This blog post is for people who write poems. I have just had a poem accepted for publication in a magazine I've wanted to get into for a while (pause for a moment of celebration...)
I know I'm not alone in sending poems out regularly to magazines (not regularly enough, there are still heaps waiting to be shown the light of day, but I try to send some out most months). The key moment in the process is receiving those self-addressed envelopes back in the post. There's a moment of resistance when I don't want to know if the answer is yes or no and leave the envelope unopened. But of course in the end wanting to know wins, and I pull back the sticky leaf and drag out the contents. More often than not, the answer is no. The editor's not reading at the moment, the poems don't work for them, they don't fit the issue, they just don't like them quite enough. Sometimes they say which ones nearly made it in. Sometimes they say please send more.
And sometimes they say, I'm taking one (or two). Yes.
When I get poems rejected, the only thing that eases the sense that it is ME that is being rejected (which is not a nice feeling, no matter how elegant and tactful the editor's style, and there is a tremendous range of editorial rebuff, and kind rejections are really very much, very very much appreciated...) the only thing to ease the hurt is to send more poems out. I've learned this the hard way over years. Licking the wound does not work. But putting more poems out in the post does. Trying again, kicking the poetry ball back into the field, works for me.
So, when a rejection comes in, send poems out. But which poems? The same ones, to a different place? Different ones to the same place? No. I pick a magazine from the list of magazines I want to get into (every poet has to have one of those...). I don't know how I choose which one, I just use some kind of instinct of which one I want to try today. Then I try to send poems that might fit the style of the magazine (though that can be a hard call, it is hard to judge an editor's taste). It takes four times as long as I think it will to make that choice.
I use a spreadsheet to keep track of which poems have gone to which magazines and how they have fared.
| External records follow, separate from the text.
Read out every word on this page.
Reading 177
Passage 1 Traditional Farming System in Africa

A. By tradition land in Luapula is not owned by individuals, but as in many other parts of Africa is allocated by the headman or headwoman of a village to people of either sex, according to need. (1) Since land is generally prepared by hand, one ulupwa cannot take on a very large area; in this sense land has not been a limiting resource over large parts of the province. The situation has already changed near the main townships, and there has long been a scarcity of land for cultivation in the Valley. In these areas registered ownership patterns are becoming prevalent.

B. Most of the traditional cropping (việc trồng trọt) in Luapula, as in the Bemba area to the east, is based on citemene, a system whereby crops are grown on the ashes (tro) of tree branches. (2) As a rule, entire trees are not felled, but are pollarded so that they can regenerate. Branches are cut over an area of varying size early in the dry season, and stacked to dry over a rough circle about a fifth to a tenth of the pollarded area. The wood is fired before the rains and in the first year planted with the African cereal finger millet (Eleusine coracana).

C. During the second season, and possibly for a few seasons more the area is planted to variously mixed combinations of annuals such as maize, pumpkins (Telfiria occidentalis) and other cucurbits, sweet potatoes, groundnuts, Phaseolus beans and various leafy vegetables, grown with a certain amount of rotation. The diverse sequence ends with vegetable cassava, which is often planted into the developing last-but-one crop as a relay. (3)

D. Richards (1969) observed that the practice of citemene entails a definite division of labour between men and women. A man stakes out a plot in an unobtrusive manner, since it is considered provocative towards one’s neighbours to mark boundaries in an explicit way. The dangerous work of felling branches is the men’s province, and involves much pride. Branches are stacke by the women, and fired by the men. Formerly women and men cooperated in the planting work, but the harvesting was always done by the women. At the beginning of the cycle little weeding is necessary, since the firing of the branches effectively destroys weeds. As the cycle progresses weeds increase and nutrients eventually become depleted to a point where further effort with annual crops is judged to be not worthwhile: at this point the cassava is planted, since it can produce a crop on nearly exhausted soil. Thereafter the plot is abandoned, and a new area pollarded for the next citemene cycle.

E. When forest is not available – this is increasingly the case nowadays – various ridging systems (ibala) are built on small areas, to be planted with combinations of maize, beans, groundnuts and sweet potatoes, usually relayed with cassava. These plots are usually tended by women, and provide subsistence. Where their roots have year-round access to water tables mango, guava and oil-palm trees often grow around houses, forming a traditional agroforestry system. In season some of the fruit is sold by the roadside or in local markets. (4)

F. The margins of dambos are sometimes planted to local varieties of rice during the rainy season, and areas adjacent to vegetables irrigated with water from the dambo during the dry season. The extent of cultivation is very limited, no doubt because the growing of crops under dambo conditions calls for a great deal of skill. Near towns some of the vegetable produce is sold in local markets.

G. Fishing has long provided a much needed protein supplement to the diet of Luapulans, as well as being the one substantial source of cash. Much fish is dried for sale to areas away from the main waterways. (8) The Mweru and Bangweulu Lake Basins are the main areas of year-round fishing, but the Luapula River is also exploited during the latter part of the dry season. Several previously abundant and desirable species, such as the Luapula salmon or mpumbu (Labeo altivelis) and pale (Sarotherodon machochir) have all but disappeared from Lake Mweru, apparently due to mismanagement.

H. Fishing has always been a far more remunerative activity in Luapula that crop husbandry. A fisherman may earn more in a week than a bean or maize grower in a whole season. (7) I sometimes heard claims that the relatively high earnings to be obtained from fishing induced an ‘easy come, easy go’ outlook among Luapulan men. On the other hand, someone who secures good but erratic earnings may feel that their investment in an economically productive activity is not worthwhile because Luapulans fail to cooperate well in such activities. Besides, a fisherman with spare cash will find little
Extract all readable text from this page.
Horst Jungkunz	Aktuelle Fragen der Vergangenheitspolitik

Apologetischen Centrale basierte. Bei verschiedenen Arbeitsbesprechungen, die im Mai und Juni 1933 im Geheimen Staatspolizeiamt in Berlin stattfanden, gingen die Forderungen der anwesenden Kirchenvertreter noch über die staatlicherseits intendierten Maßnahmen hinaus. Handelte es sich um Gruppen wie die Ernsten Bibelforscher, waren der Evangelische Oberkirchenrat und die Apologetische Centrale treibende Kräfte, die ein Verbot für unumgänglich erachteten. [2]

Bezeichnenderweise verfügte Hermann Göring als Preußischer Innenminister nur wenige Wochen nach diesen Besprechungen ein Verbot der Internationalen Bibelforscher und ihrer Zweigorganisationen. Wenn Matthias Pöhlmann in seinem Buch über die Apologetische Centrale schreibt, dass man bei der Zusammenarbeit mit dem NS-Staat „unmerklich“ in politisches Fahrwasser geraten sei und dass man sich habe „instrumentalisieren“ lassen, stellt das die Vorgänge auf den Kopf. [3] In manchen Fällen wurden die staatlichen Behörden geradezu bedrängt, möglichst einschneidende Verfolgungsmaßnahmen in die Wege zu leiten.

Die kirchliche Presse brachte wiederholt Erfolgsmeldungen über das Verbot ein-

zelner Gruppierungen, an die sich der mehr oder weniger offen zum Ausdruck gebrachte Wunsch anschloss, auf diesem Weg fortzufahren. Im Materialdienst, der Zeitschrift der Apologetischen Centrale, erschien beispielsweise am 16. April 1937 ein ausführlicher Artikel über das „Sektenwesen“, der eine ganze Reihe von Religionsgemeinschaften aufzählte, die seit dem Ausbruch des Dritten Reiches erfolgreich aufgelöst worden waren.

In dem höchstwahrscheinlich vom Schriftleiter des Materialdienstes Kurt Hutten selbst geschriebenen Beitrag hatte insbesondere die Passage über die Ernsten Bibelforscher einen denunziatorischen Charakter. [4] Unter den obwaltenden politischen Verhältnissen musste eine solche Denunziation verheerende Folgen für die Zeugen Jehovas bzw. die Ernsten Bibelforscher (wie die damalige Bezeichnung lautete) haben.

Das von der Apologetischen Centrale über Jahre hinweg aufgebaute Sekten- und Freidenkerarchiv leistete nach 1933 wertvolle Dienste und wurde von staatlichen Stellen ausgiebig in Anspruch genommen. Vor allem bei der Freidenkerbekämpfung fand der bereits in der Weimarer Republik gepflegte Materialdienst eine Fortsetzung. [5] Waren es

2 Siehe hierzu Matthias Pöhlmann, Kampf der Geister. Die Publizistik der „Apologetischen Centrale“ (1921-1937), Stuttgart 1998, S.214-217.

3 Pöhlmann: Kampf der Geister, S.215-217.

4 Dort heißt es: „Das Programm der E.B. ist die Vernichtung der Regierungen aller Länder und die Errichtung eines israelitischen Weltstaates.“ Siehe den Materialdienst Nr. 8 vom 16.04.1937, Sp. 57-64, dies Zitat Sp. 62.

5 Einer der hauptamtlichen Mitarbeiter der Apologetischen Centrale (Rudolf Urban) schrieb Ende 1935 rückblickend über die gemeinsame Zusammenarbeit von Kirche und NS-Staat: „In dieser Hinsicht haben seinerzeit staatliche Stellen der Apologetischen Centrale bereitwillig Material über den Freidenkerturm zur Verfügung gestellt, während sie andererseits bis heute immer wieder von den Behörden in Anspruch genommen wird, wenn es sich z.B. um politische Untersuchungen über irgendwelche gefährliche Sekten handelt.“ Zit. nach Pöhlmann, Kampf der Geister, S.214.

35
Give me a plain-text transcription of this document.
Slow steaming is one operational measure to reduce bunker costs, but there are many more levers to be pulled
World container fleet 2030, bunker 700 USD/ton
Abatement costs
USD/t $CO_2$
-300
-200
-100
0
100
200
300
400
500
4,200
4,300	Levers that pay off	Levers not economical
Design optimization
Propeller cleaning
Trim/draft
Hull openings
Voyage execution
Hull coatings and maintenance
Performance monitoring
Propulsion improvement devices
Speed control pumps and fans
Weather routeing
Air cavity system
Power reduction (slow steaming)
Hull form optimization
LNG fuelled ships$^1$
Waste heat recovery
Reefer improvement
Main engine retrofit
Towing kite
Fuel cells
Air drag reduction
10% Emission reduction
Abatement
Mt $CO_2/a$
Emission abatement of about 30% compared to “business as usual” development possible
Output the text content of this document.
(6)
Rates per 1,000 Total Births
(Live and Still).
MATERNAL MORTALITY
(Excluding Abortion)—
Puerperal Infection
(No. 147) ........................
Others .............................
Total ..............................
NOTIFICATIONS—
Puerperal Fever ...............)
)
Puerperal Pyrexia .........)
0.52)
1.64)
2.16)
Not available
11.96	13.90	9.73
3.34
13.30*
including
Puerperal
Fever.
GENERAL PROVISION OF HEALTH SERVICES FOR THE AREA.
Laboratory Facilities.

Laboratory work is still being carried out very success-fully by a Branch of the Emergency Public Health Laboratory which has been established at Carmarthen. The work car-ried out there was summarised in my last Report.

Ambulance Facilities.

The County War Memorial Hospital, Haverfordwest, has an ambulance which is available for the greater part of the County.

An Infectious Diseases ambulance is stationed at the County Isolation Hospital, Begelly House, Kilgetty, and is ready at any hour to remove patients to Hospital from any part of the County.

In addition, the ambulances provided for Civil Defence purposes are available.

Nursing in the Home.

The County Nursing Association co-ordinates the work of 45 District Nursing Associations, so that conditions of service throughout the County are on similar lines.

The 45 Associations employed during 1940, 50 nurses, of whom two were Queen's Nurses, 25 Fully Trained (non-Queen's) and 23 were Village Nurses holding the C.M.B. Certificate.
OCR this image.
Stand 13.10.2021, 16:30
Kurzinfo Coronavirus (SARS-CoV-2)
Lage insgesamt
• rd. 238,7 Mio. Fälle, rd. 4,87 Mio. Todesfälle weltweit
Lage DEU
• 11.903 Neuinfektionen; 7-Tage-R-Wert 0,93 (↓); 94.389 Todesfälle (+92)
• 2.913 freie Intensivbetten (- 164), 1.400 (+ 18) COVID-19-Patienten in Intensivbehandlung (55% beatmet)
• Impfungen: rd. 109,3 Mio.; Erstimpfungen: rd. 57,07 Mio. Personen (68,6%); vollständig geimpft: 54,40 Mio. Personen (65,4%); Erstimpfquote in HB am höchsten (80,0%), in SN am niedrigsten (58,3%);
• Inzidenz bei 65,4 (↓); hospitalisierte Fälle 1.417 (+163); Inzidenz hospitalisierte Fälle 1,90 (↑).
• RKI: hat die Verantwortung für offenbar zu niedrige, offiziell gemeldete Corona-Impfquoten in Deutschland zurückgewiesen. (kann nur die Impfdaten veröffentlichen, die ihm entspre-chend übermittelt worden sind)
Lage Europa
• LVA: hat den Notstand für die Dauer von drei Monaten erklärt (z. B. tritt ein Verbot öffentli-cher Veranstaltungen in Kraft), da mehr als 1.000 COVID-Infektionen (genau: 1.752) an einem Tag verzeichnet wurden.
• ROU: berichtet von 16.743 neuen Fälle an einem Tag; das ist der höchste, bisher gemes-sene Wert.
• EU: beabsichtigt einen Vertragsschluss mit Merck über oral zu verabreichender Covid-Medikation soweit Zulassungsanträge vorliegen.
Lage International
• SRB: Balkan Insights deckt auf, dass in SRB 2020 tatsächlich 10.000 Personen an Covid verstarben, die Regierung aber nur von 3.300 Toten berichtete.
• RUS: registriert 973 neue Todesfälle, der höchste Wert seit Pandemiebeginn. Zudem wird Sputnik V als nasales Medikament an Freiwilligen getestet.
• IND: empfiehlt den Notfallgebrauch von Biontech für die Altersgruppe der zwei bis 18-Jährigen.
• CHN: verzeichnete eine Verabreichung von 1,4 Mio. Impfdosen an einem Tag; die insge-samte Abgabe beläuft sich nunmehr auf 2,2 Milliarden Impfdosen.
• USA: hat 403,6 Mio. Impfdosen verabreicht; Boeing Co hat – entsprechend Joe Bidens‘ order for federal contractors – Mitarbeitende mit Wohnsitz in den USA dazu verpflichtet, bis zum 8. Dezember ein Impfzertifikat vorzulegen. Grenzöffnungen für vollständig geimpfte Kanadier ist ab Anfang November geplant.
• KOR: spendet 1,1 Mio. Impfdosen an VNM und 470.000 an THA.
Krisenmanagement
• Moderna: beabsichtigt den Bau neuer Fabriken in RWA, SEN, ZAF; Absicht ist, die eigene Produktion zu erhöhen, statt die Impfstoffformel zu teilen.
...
It helps me to judge which poems not to bother sending where and which ones might go down OK. It ensures I don't send poems out simultaneously to different magazines or repeat pitches. And, it means that I have a rationale for chucking poems out onto the compost heap.
If a poem is rejected over and over, it's usually because there's something not nice about it and eventually, like a wounded tomato, it just needs to be put somewhere it can rot down out of sight. I call that place the compost heap.
So (and thanks for reading this far, as I'm about to get to the point) how many times does a poem need to be rejected before it goes on the compost heap? I used to say 5 times. My poem 'Rahayu' was rejected four times before I sent it to Island, back in 2003. Julie Johnstone, the editor, liked it so much she asked to see more of my work and the result was that she published my first collection, letting light in. So I reckoned that a poem needs at least 5 outings before I chuck it.
But what if it gets 6 rejections? Keep trying. The poem that has just been accepted has been rejected by 6 other editors. It was its seventh try. I've always rather liked it myself. I'm glad I persisted.